Scontro tra archistar: la solita Zaha Hadid e gli Snøhetta tra i papabili per disegnare i padiglioni di Expo 2017, in programma ad Astana. Capitale di un Kazakistan diviso tra modernità e ombre dittatoriali
Dici Kazakistan e pensi, fatalmente, al caso Shalabayeva. All’imbarazzo di Angelino Alfano ed Emma Bonino. Dici Kazakistan e nei file della memoria, archiviata la cronaca più recente, spuntano i nomi di Norman Foster e Bjarke Ingels, tra i più recenti e autorevoli protagonisti della migrazione degli archistar occidentali alla corte di Nursultan Nazarbayev, padre e […]
Dici Kazakistan e pensi, fatalmente, al caso Shalabayeva. All’imbarazzo di Angelino Alfano ed Emma Bonino. Dici Kazakistan e nei file della memoria, archiviata la cronaca più recente, spuntano i nomi di Norman Foster e Bjarke Ingels, tra i più recenti e autorevoli protagonisti della migrazione degli archistar occidentali alla corte di Nursultan Nazarbayev, padre e padrone della nazione, plutocrate autoritario in odore di dittatura. Dici Kazakistan e nessuno ricorda che la sua capitale, l’ormai leggendaria Astana, è assegnataria dell’Expo 2017: quello che verrà dopo Milano, conquistato battendo la concorrenza belga di Liegi puntando sul tema delle energie rinnovabili (Future Energy è il motto). Un successo ottenuto in tempi peraltro già sospetti – la nomina risale al 22 novembre 2012 – confermando la tendenza da parte degli organismi internazionali di non curarsi troppo dell’etica e dei diritti umani quando si tratta di appioppare il carrozzone del grande evento. Vedi le Olimpiadi estive di Pechino 2008 e quelle invernali, imminenti, di Sochi. Queste ultime minacciate di boicottaggi vari.

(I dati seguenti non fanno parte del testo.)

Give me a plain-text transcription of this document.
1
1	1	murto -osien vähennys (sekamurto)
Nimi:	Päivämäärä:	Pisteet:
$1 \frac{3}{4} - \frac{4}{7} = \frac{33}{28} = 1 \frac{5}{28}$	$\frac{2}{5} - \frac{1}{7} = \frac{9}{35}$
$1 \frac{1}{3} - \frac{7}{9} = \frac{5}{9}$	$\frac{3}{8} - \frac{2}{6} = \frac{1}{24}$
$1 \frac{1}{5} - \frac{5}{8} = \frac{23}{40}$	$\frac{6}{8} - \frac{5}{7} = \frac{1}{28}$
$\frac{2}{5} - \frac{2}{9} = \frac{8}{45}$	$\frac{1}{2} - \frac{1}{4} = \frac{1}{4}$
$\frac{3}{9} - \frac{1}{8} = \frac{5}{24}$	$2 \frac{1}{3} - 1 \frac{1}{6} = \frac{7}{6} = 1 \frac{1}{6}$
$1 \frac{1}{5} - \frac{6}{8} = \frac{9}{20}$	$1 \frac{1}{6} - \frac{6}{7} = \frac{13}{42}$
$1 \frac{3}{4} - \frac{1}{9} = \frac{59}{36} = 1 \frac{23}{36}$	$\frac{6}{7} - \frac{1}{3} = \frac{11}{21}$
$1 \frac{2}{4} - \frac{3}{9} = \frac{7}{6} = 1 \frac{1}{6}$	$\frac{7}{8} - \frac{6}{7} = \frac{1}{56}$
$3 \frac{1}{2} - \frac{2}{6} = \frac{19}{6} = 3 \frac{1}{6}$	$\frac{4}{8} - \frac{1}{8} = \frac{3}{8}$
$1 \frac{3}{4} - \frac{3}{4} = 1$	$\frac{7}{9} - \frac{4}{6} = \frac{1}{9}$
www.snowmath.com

Tornando al Kazakistan è certo che Astana ama fare le cose in grande. La chiamano short-list, ma contempla la bellezza di quarantacinque nomi: è l’elenco dei preselezionati chiamati a contendersi il progetto per i padiglioni espositivi, destinati a coprire un’area di venticinque ettari nella periferia della capitale. Tra i big figurano, manco a dirlo, la monopolista Zaha Hadid, fresca di missione caucasica in quel dell’Azerbaijan e oggi titolare di un progetto che slancia verso l’alto il marchio di fabbrica delle sue linee fluide; spuntano pure Moshe Safdie e gli studi Snøhetta, UN Studio e Coop Himme(l)blau; per l’Italia Stefano Boeri e Massimiliano Fuksas.